Data for the acquired branch office may be submitted by either 
institution.
    5. Originations. Whether an institution is a financial 
institution depends in part on whether the institution originated at 
least 25 closed-end mortgage loans in each of the two preceding 
calendar years or at least 500 open-end lines of credit in each of 
the two preceding calendar years. Comments 4(a)-2 through -4 discuss 
whether activities with respect to a particular closed-end mortgage 
loan or open-end line of credit constitute an origination for 
purposes of Sec.  1003.2(g).
    6. Branches of foreign banks--treated as banks.
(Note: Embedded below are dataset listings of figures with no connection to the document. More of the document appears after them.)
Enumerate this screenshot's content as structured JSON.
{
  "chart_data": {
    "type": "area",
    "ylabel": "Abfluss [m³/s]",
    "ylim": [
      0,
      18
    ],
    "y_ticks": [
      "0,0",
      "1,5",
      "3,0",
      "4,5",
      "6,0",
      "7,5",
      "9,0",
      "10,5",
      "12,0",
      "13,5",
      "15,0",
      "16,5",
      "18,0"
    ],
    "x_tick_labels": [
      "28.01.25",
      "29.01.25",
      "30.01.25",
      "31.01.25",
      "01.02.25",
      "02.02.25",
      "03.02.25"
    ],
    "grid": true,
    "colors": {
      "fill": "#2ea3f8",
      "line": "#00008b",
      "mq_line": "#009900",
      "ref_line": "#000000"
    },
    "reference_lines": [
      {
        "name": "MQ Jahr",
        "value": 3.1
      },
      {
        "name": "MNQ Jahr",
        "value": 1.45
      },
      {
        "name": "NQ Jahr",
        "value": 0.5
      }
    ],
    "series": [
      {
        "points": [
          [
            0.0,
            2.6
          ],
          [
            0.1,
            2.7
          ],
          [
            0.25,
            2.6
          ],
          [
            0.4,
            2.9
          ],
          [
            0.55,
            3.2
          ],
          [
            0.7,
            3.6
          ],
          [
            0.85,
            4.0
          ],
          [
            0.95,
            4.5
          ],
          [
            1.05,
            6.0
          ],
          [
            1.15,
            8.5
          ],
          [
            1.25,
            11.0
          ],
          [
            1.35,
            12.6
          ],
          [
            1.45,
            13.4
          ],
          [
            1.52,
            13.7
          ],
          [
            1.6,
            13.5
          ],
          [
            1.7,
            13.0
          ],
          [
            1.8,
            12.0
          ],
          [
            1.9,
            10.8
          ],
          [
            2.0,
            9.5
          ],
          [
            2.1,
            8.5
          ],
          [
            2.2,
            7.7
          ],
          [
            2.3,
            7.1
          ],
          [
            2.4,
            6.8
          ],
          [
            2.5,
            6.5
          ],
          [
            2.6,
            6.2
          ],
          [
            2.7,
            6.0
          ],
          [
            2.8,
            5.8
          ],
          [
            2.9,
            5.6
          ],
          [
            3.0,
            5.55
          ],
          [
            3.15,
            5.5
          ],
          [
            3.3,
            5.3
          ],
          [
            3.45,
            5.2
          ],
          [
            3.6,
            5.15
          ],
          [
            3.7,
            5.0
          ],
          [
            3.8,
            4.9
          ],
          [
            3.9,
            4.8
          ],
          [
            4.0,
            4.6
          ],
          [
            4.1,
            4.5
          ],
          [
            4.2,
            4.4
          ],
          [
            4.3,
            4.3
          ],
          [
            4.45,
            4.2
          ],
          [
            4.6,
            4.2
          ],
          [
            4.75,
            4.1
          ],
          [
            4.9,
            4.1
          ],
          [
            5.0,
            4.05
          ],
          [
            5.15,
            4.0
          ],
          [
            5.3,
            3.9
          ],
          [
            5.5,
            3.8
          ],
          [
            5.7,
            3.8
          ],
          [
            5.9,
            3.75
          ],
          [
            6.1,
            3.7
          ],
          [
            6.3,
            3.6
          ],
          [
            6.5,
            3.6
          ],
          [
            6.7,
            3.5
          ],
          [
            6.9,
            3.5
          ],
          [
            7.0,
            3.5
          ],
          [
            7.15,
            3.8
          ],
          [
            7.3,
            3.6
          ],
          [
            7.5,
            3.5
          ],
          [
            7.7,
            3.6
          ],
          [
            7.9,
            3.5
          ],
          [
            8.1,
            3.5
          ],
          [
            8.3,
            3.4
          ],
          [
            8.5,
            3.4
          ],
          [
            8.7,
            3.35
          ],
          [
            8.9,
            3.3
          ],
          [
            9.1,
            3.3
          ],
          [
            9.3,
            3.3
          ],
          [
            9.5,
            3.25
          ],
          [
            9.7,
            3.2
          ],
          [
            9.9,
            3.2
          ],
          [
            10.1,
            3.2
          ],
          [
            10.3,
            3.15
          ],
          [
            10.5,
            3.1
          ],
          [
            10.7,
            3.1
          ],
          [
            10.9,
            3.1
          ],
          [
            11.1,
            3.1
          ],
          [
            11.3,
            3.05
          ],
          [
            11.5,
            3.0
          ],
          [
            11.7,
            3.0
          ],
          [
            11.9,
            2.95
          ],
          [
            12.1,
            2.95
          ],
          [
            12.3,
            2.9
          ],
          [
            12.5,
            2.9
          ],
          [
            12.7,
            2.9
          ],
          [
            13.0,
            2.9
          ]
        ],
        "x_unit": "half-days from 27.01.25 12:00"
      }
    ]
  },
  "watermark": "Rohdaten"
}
A Federal branch 
or a State-licensed or insured branch of a foreign bank that meets 
the definition of a ``bank'' under section 3(a)(1) of the Federal 
Deposit Insurance Act (12 U.S.C. 1813(a)) is a bank for the purposes 
of Sec.  1003.2(g).
    7. Branches and offices of foreign banks and other entities--
treated as nondepository financial institutions. A Federal agency, 
State-licensed agency, State-licensed uninsured branch of a foreign 
bank, commercial lending company owned or controlled by a foreign 
bank, or entity operating under section 25 or 25A of the Federal 
Reserve Act, 12 U.S.C. 601 and 611 (Edge Act and agreement 
corporations) may not meet the definition of ``bank'' under the 
Federal Deposit Insurance Act and may thereby fail to satisfy the 
definition of a depository financial institution under Sec.  
1003.2(g)(1). An entity is nonetheless a financial institution if it 
meets the definition of nondepository financial institution under 
Sec.  1003.2(g)(2).
* * * * *

    Dated: December 17, 2019.
Thomas Pahl,
Policy Associate Director, Bureau of Consumer Financial Protection.